In the meantime and in this earthly world, it is a love that surely leads any who are in Christ also to show up when no one else will and to love those who bear the internal burden of loneliness; to be family to those no longer seen as Jew or Greek, slave or free, male and female, black and white, rich and poor, gay and straight, “for all are one in Christ Jesus. If you belong to Christ,” says Paul, “you are Abraham’s offspring, heirs according to the promise.” At issue for Paul was not the covenant made at the end of an aisle and our birthright as children of that covenant, but rather how in the waters of baptism we become children of God. John says the same in his prologue: that we are born not of the will of the flesh or of mortals but of God.

This is just a guess, but it occurs to me Jesus’ uneasy relationship with his blood relatives is mentioned in every gospel for this very reason. In John’s seventh chapter, Jesus’ interaction with his brothers mirrors his interaction with his mother at the wedding in Cana. His blood relatives want him to show himself to the world—to come out, if you will, as the Messiah. But John adds in parentheses: “(For not even his brothers believed in him.)” Therefore not to blood relations but again “…to all who received him, who believed in his name, he gave power to become children of God, who were born not of blood or of the will of the flesh or of the will of man, but of God.”

Then speaking for the third time in John’s gospel to a family member by blood and now before he breaths his last, Jesus says, “Woman, behold thy son,” and to the beloved disciple, “Behold thy mother.” In Christ, says John, we literally are given to one another not by the law but by his grace. As dysfunctional as it is, the earthly family that God in Christ intends for us in plenty and in want, in joy and in sorrow, in sickness and in health is the church. He says to us on this day when the culture would focus all eyes on love within acceptable bounds, behold the people into whose keeping I have given you; who show up and love you when no one else will.

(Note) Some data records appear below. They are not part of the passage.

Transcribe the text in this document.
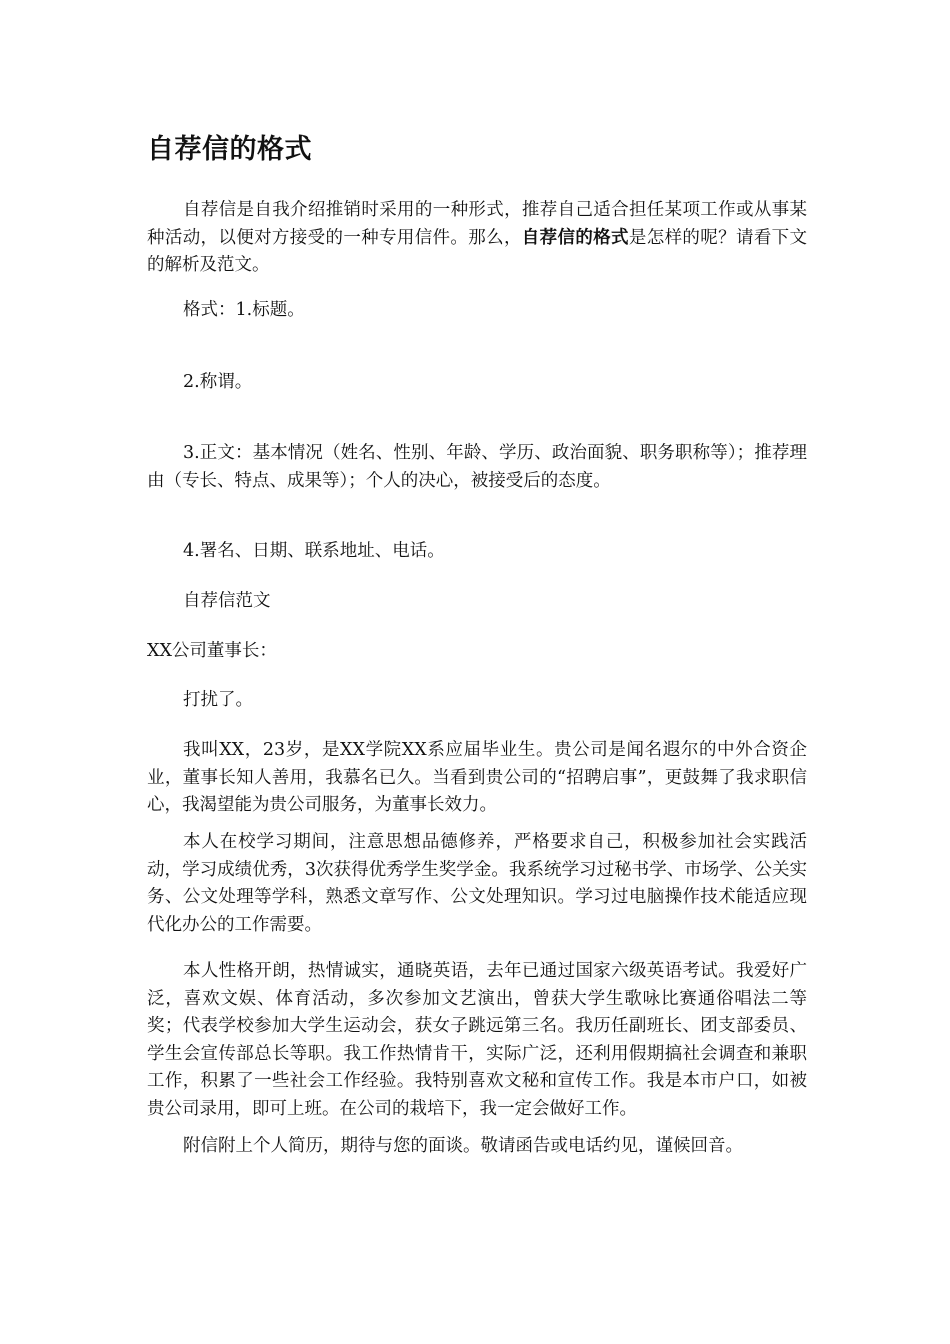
自荐信的格式

自荐信是自我介绍推销时采用的一种形式，推荐自己适合担任某项工作或从事某种活动，以便对方接受的一种专用信件。那么，自荐信的格式是怎样的呢？请看下文的解析及范文。

格式：1.标题。

2.称谓。

3.正文：基本情况（姓名、性别、年龄、学历、政治面貌、职务职称等）；推荐理由（专长、特点、成果等）；个人的决心，被接受后的态度。

4.署名、日期、联系地址、电话。

自荐信范文

XX公司董事长：

打扰了。

我叫XX，23岁，是XX学院XX系应届毕业生。贵公司是闻名遐尔的中外合资企业，董事长知人善用，我慕名已久。当看到贵公司的“招聘启事”，更鼓舞了我求职信心，我渴望能为贵公司服务，为董事长效力。

本人在校学习期间，注意思想品德修养，严格要求自己，积极参加社会实践活动，学习成绩优秀，3次获得优秀学生奖学金。我系统学习过秘书学、市场学、公关实务、公文处理等学科，熟悉文章写作、公文处理知识。学习过电脑操作技术能适应现代化办公的工作需要。

本人性格开朗，热情诚实，通晓英语，去年已通过国家六级英语考试。我爱好广泛，喜欢文娱、体育活动，多次参加文艺演出，曾获大学生歌咏比赛通俗唱法二等奖；代表学校参加大学生运动会，获女子跳远第三名。我历任副班长、团支部委员、学生会宣传部总长等职。我工作热情肯干，实际广泛，还利用假期搞社会调查和兼职工作，积累了一些社会工作经验。我特别喜欢文秘和宣传工作。我是本市户口，如被贵公司录用，即可上班。在公司的栽培下，我一定会做好工作。

附信附上个人简历，期待与您的面谈。敬请函告或电话约见，谨候回音。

“I was your rebellious son,” writes poet Wendell Berry in “To My Mother”
    do you remember? Sometimes
    I wonder if you do remember,
    so complete has your forgiveness been.

    So complete has your forgiveness been
    I wonder sometimes if it did not
    precede my wrong, and I erred,
    safe found, within your love,

    prepared ahead of me, the way home,
    or my bed at night, so that almost
    I should forgive you, who perhaps
    foresaw the worst that I might do,

    and forgave me before I could act,
    causing me to smile now, looking back,
    to see how paltry my worst,
    compared to your forgiveness of it

    already given. And this, then
    is the vision of that Heaven of which
    we have heard, where those who love
    each other have forgiven each other,

    where, for that, the leaves are green,
    the light a music in the air,
    and all is unentangled,
    and all is undismayed.”

Thanks be to God for all the mothers, literal and metaphorical, who in God’s providence have shown up and loved you when no one else will; but most of all thanks be to God who has shown up in Jesus Christ and in baptism made us all children of God. Amen.